Violent people-smugglers with British accents use guns and threats against migrants, says Franck Dhersin, mayor of Teteghem, near Dunkirk.
The mobsters are driving the migrants to truck-stops on the coast from the camps and telling them to stow away on lorries, the BBC reported.
Mr Dhersin said: “[The] cars are English and the owners are English.
“The smugglers just want to make money from migrants. The smugglers are very violent.”
He added that he had tried to enter the camp near his town, in Nord-Pas-de-Calais, but that a man there had shown him a gun and threatened to rape a woman reporter he was with. The police had told him not to return.
Mr Dhersin said they had been operating in the area for a number of years, but had now become more organised.
The BBC reported that British-registered cars were seen at the camp in Teteghem and at another on the outskirts of Dunkirk.
A Syrian migrant, speaking on condition of anonymity, said he had paid people-smugglers £15,000 so far to try to reach Britain – including £3,000 paid to British traffickers to get him across the Channel.
Traffickers threatened violence if he did not follow orders, the Syrian man added.
He said: “I’m so, so scared.
“They have guns. They put it to someone’s head and said ‘You move again and I will kill you’.”
Pascal Aerts, of the French police, said: “I don’t have proof that they’re English but we know perfectly there [are] links between the traffickers and the receivers in Great Britain, and with the traffickers who work in France.”
Ukip MEP Mike Hookem this week claimed a migrant had threatened him with a handgun when he visited a migrant camp on the outskirts of Dunkirk.

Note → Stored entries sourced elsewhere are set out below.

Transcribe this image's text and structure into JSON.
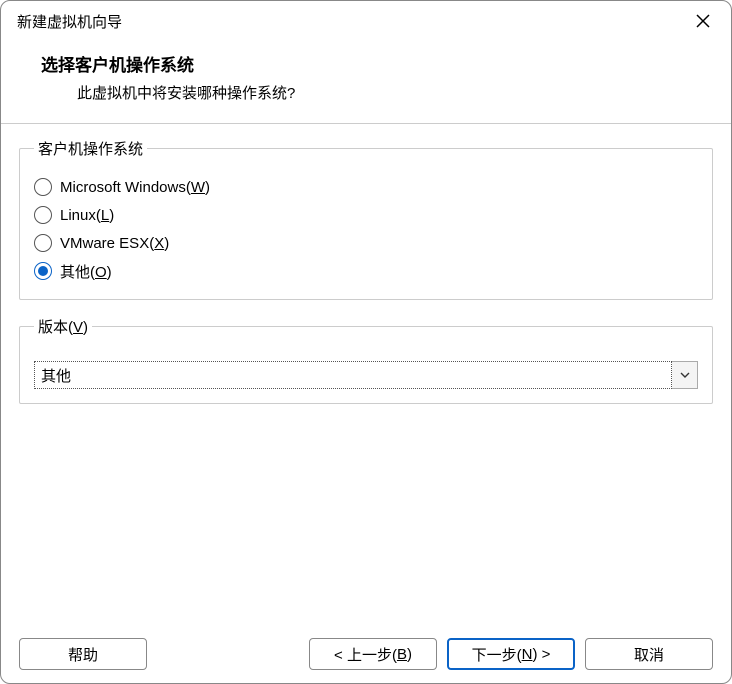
{
  "titlebar": {
    "title": "新建虚拟机向导"
  },
  "header": {
    "title": "选择客户机操作系统",
    "subtitle": "此虚拟机中将安装哪种操作系统?"
  },
  "os_group": {
    "legend": "客户机操作系统",
    "options": [
      {
        "label_pre": "Microsoft Windows(",
        "mnemonic": "W",
        "label_post": ")",
        "selected": false
      },
      {
        "label_pre": "Linux(",
        "mnemonic": "L",
        "label_post": ")",
        "selected": false
      },
      {
        "label_pre": "VMware ESX(",
        "mnemonic": "X",
        "label_post": ")",
        "selected": false
      },
      {
        "label_pre": "其他(",
        "mnemonic": "O",
        "label_post": ")",
        "selected": true
      }
    ]
  },
  "version_group": {
    "legend_pre": "版本(",
    "legend_mnemonic": "V",
    "legend_post": ")",
    "selected": "其他"
  },
  "footer": {
    "help": "帮助",
    "back_pre": "< 上一步(",
    "back_mnemonic": "B",
    "back_post": ")",
    "next_pre": "下一步(",
    "next_mnemonic": "N",
    "next_post": ") >",
    "cancel": "取消"
  }
}
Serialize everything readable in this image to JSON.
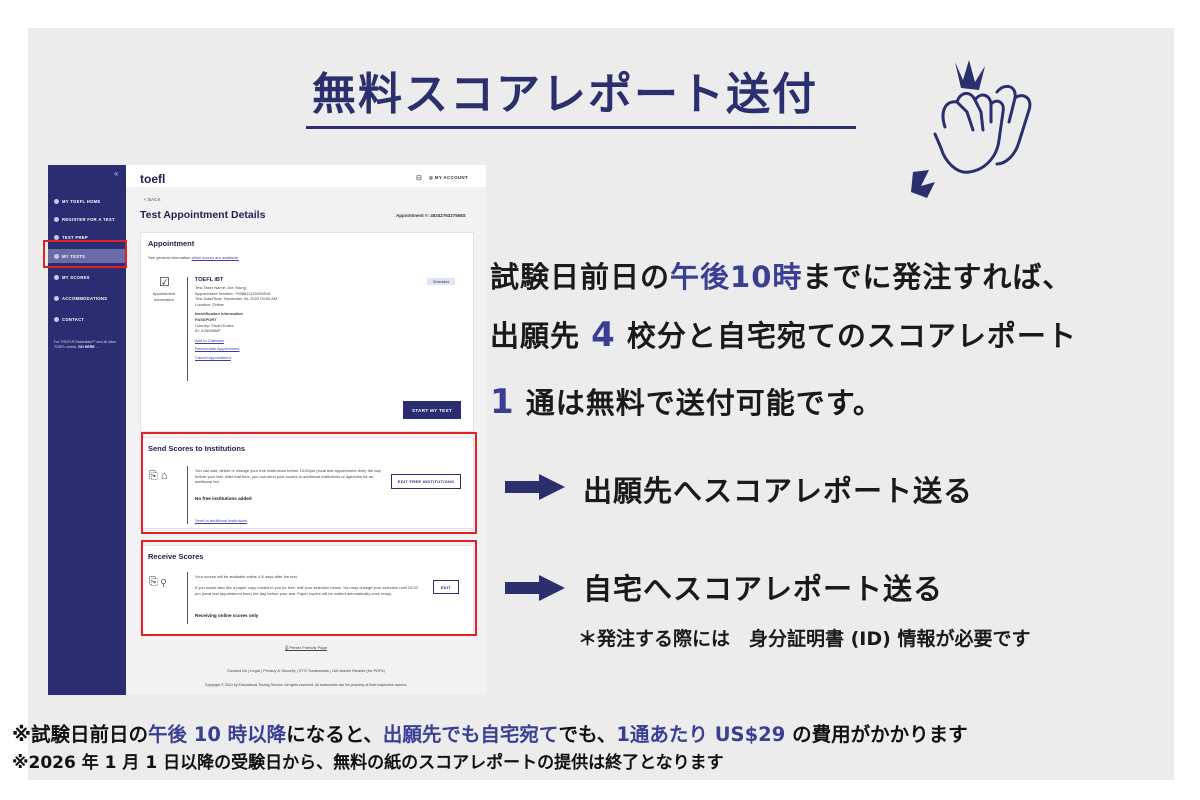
{
  "header": {
    "title": "無料スコアレポート送付"
  },
  "screenshot": {
    "sidebar": {
      "collapse": "«",
      "items": [
        {
          "label": "MY TOEFL HOME"
        },
        {
          "label": "REGISTER FOR A TEST"
        },
        {
          "label": "TEST PREP"
        },
        {
          "label": "MY TESTS"
        },
        {
          "label": "MY SCORES"
        },
        {
          "label": "ACCOMMODATIONS"
        },
        {
          "label": "CONTACT"
        }
      ],
      "note_text": "For TOEFL® Essentials™ and all other TOEFL needs,",
      "note_link": "GO HERE →"
    },
    "topbar": {
      "logo": "toefl",
      "account": "MY ACCOUNT"
    },
    "back": "< BACK",
    "page_title": "Test Appointment Details",
    "appointment_number": "Appointment #: 4834276327568S",
    "appointment": {
      "heading": "Appointment",
      "intro": "See general information",
      "intro_link": "when scores are available.",
      "icon_label": "Appointment Information",
      "status": "Scheduled",
      "test_name": "TOEFL iBT",
      "taker": "Test Taker Name: Joe Young",
      "number": "Appointment Number: 7998811220493816",
      "datetime": "Test Date/Time: November 30, 2023 09:00 AM",
      "location": "Location: Online",
      "id_heading": "Identification Information",
      "id_type": "PASSPORT",
      "country": "Country: South Korea",
      "id_number": "ID: K28926MF",
      "links": [
        "Add to Calendar",
        "Reschedule Appointment",
        "Cancel Appointment"
      ],
      "start_button": "START MY TEST"
    },
    "send_scores": {
      "heading": "Send Scores to Institutions",
      "body": "You can add, delete or change your free institutions before 10:00pm (local test appointment time) the day before your test. After that time, you can send your scores to additional institutions or agencies for an additional fee.",
      "empty": "No free institutions added",
      "link": "Send to additional institutions",
      "button": "EDIT FREE INSTITUTIONS"
    },
    "receive_scores": {
      "heading": "Receive Scores",
      "body1": "Your scores will be available online 4-8 days after the test.",
      "body2": "If you would also like a paper copy mailed to you for free, edit your selection below. You may change your selection until 10:00 pm (local test appointment time) the day before your test. Paper copies will be mailed automatically once ready.",
      "status": "Receiving online scores only",
      "button": "EDIT"
    },
    "printer_link": "Printer Friendly Page",
    "footer_links": "Contact Us | Legal | Privacy & Security | ETS Trademarks | Get Adobe Reader (for PDFs)",
    "copyright": "Copyright © 2024 by Educational Testing Service. All rights reserved. All trademarks are the property of their respective owners."
  },
  "right": {
    "line1_a": "試験日前日の",
    "line1_b": "午後10時",
    "line1_c": "までに発注すれば、",
    "line2_a": "出願先 ",
    "line2_b": "4",
    "line2_c": " 校分と自宅宛てのスコアレポート",
    "line3_a": "1",
    "line3_b": " 通は無料で送付可能です。",
    "arrow1": "出願先へスコアレポート送る",
    "arrow2": "自宅へスコアレポート送る",
    "note": "＊発注する際には　身分証明書 (ID) 情報が必要です"
  },
  "bottom": {
    "l1_a": "※試験日前日の",
    "l1_b": "午後 10 時以降",
    "l1_c": "になると、",
    "l1_d": "出願先でも自宅宛て",
    "l1_e": "でも、",
    "l1_f": "1通あたり US$29",
    "l1_g": " の費用がかかります",
    "l2": "※2026 年 1 月 1 日以降の受験日から、無料の紙のスコアレポートの提供は終了となります"
  },
  "colors": {
    "accent": "#3b3f93",
    "sidebar": "#2b2d72",
    "highlight_box": "#e0212a"
  }
}
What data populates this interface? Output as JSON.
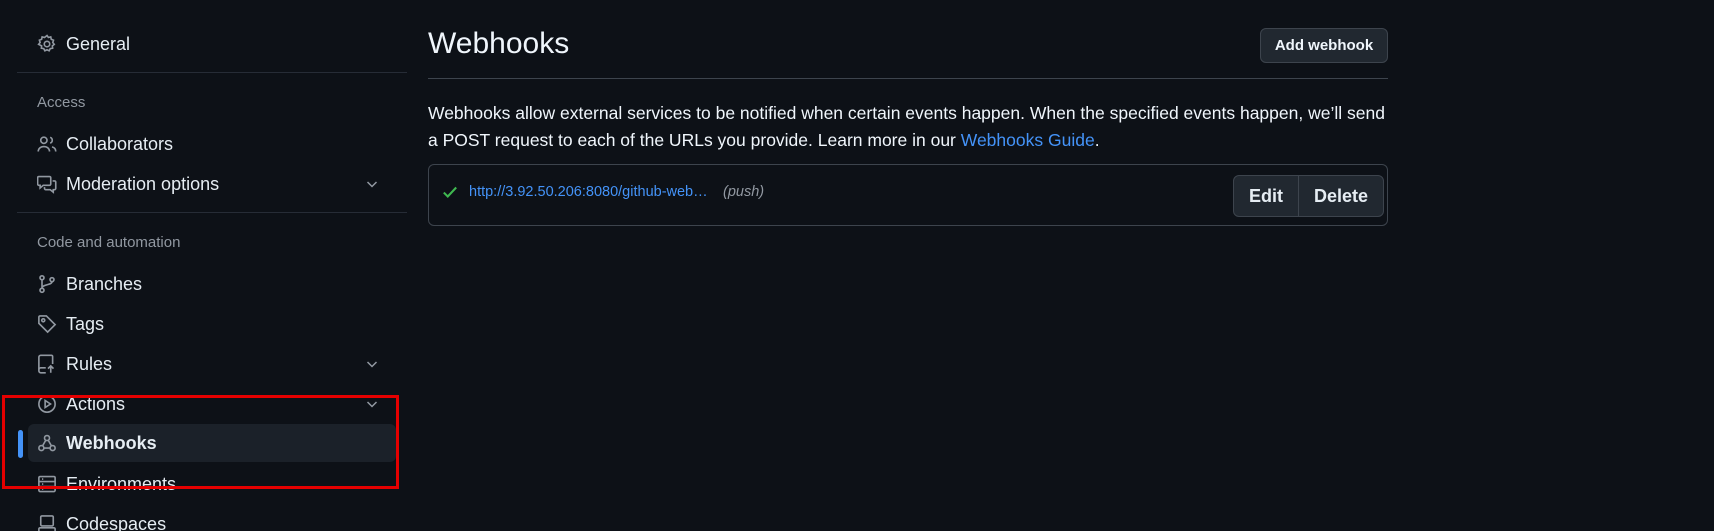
{
  "sidebar": {
    "general": {
      "label": "General",
      "icon": "gear-icon"
    },
    "access_heading": "Access",
    "collaborators": {
      "label": "Collaborators",
      "icon": "people-icon"
    },
    "moderation": {
      "label": "Moderation options",
      "icon": "comment-discussion-icon"
    },
    "code_heading": "Code and automation",
    "branches": {
      "label": "Branches",
      "icon": "git-branch-icon"
    },
    "tags": {
      "label": "Tags",
      "icon": "tag-icon"
    },
    "rules": {
      "label": "Rules",
      "icon": "repo-push-icon"
    },
    "actions": {
      "label": "Actions",
      "icon": "play-icon"
    },
    "webhooks": {
      "label": "Webhooks",
      "icon": "webhook-icon"
    },
    "environments": {
      "label": "Environments",
      "icon": "server-icon"
    },
    "codespaces": {
      "label": "Codespaces",
      "icon": "codespaces-icon"
    }
  },
  "main": {
    "title": "Webhooks",
    "add_button": "Add webhook",
    "description_text": "Webhooks allow external services to be notified when certain events happen. When the specified events happen, we’ll send a POST request to each of the URLs you provide. Learn more in our ",
    "guide_link": "Webhooks Guide",
    "description_end": ".",
    "hook": {
      "url": "http://3.92.50.206:8080/github-web…",
      "event": "(push)",
      "edit": "Edit",
      "delete": "Delete"
    }
  },
  "colors": {
    "accent": "#4493f8",
    "success": "#3fb950",
    "highlight_box": "#e50000"
  }
}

A Home Office spokesperson said: “We are working closely with the French authorities to deal with the situation in northern France.
“We are increasing joint intelligence work to target the organised crime gangs behind people smuggling and … work closely with [our] French counterparts.
“The UK is playing a leading role in pushing for action through the EU and the UN to tackle the causes of illegal immigration and the organised trafficking gangs behind it that exploit migrants at each stage of their journey.”